Platform comparison
| Platform | YES odds | NO odds | Fee | KYC | Settlement | |
|---|---|---|---|---|---|---|
Polymarket (via PolyGram) Pick polygram.ink (preferred broker) |
43% | 57% | 0% (USDC on-chain) | No-KYC up to $1,500 | USDC, auto via UMA oracle | Open the market → |
Polymarket (direct) polymarket.com |
43% | 57% | 0% | Geo-blocked in US/UK/EU | USDC, on-chain | Open the market → |
Kalshi kalshi.com |
— | — | Up to 7% per trade | US-only, KYC required | USD | Open the market → |
Betfair Exchange betfair.com |
— | — | 2-5% commission | Full KYC from first trade | GBP / EUR | Open the market → |
Manifold Markets manifold.markets |
— | — | Play-money (mana) | None — play-money | Mana (no cash-out) | Open the market → |
Outcome probabilities
Current market-implied probability for each outcome, from the live order book.
| Outcome | Probability |
|---|---|
| October Meeting | 43% |
| September Meeting | 30% |
| July Meeting | 9% |
| April Meeting | 0% |
| June Meeting | 0% |
Market context
The Federal Reserve is overwhelmingly expected to hold interest rates steady through late 2025, with the crowd-implied probability of an upper-bound rate hike sitting at 0% on Polymarket. This stark pricing reflects a market consensus that the economic backdrop will not justify tightening policy, even as traders actively wager on potential cuts. On-chain, these conditional tokens trade in USDC on the Polygon network, where a share priced at zero cents explicitly signals that participants see no credible scenario for a hike before the settlement window closes in October 2026.
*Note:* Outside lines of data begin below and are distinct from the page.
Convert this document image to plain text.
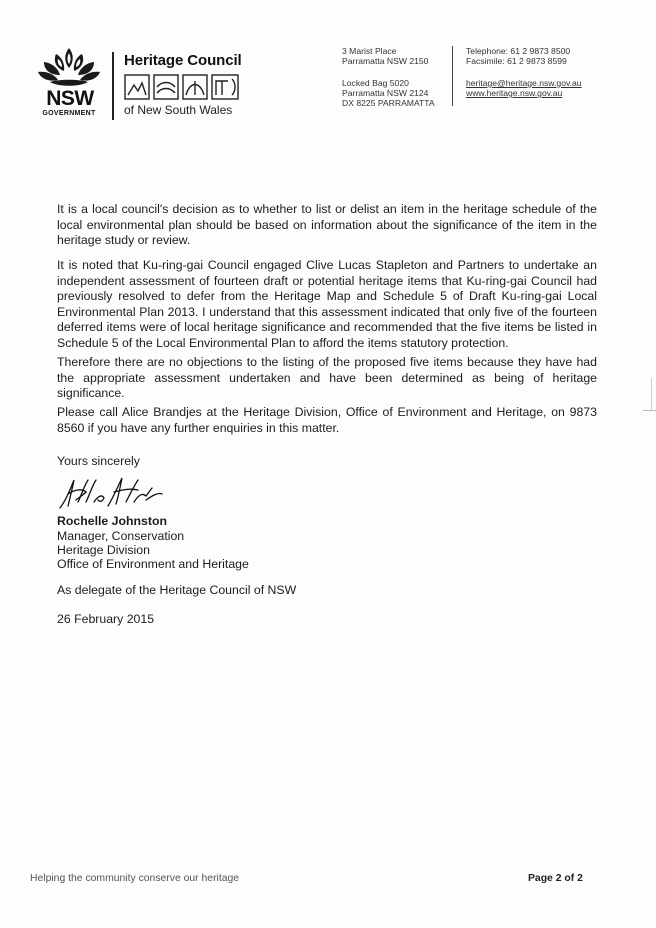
NSW
GOVERNMENT
Heritage Council
of New South Wales
3 Marist Place
Parramatta NSW 2150
Locked Bag 5020
Parramatta NSW 2124
DX 8225 PARRAMATTA
Telephone: 61 2 9873 8500
Facsimile: 61 2 9873 8599
heritage@heritage.nsw.gov.au
www.heritage.nsw.gov.au

It is a local council's decision as to whether to list or delist an item in the heritage schedule of the local environmental plan should be based on information about the significance of the item in the heritage study or review.

It is noted that Ku-ring-gai Council engaged Clive Lucas Stapleton and Partners to undertake an independent assessment of fourteen draft or potential heritage items that Ku-ring-gai Council had previously resolved to defer from the Heritage Map and Schedule 5 of Draft Ku-ring-gai Local Environmental Plan 2013. I understand that this assessment indicated that only five of the fourteen deferred items were of local heritage significance and recommended that the five items be listed in Schedule 5 of the Local Environmental Plan to afford the items statutory protection.

Therefore there are no objections to the listing of the proposed five items because they have had the appropriate assessment undertaken and have been determined as being of heritage significance.

Please call Alice Brandjes at the Heritage Division, Office of Environment and Heritage, on 9873 8560 if you have any further enquiries in this matter.

Yours sincerely
Rochelle Johnston
Manager, Conservation
Heritage Division
Office of Environment and Heritage
As delegate of the Heritage Council of NSW
26 February 2015
Helping the community conserve our heritage	Page 2 of 2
Historically, the Fed has rarely hiked rates during periods of economic uncertainty or when inflation is already moderating, making the current 0% probability consistent with past cycles where tightening was abandoned once the cycle peaked. Recent Polymarket data shows a 30% probability for a 25 basis point cut this year, with 96.3% odds of no change at the July 2026 meeting, reinforcing the view that the policy trajectory is firmly downward or flat rather than upward. This divergence from the 55% chance of a hike in 2026 seen in broader markets suggests that the specific window for this contract—starting December 2025—is viewed as a period where the Fed will be cutting, not raising.
Traders should monitor the April jobs report and May CPI data, as these are the primary catalysts that could shift the Fed’s stance, though current odds suggest zero cuts across 2026 absent a downside surprise. The upcoming FOMC meeting on July 29–30, 2026, is critical; if the Fed announces a rate cut or holds steady as expected, the probability of a hike in the subsequent window will remain negligible. With the Fed dot plot still calling for one cut but Polymarket pricing 57% odds of zero cuts, the gap between official guidance and market sentiment will define whether this 0% probability holds or if a surprise hawkish pivot emerges.
Methodology
This page is a comparison snapshot: one live quote, four reference venues with their key attributes, and a single execution path — every trade button routes to PolyGram, which mirrors the Polymarket order book directly.
Resolution & payout
Settlement runs on-chain. Polymarket's contract logic separates YES and NO shares as conditional tokens; at resolution the winning share lifts to $1.00 and the losing one to $0. The outcome input comes from the UMA Optimistic Oracle, which secures against bad resolution with a bond + dispute window.
Once finalised, the smart contract pays USDC to the holders' wallets within minutes — no withdrawal fees beyond Polygon network gas. Kalshi settles in USD via CFTC clearance, Betfair in account currency net of commission, Manifold in play-money mana with no cash-out.
FAQ
- Where can I trade this market with the lowest fees?
- Polymarket is geo-blocked in the US/UK/EU. The easiest 0%-fee broker into the same order book is PolyGram. Kalshi charges up to 7% per trade; Betfair Exchange takes 2-5% commission on net winnings.
- Is this market available outside the US?
- Polymarket itself is geo-blocked in the US/UK/EU. Always check the legal status of prediction markets in your jurisdiction before trading.
- How does resolution work?
- Through the UMA Optimistic Oracle on Polygon: a proposer submits the outcome, a two-hour challenge window opens, and USDC payouts settle automatically once the result is final.
- What does Polymarket cost to trade?
- Polymarket itself charges 0% — the only cost is the Polygon network fee, typically under $0.01 per transaction. Off-chain venues like Kalshi or Betfair charge 2-7% commission.
- Do I need to KYC for this market?
- On Polymarket directly, no — it's wallet-based. Intermediary brokers like PolyGram trigger KYC only above $1,500 of lifetime trading volume; under that you trade pseudonymously with a single wallet address.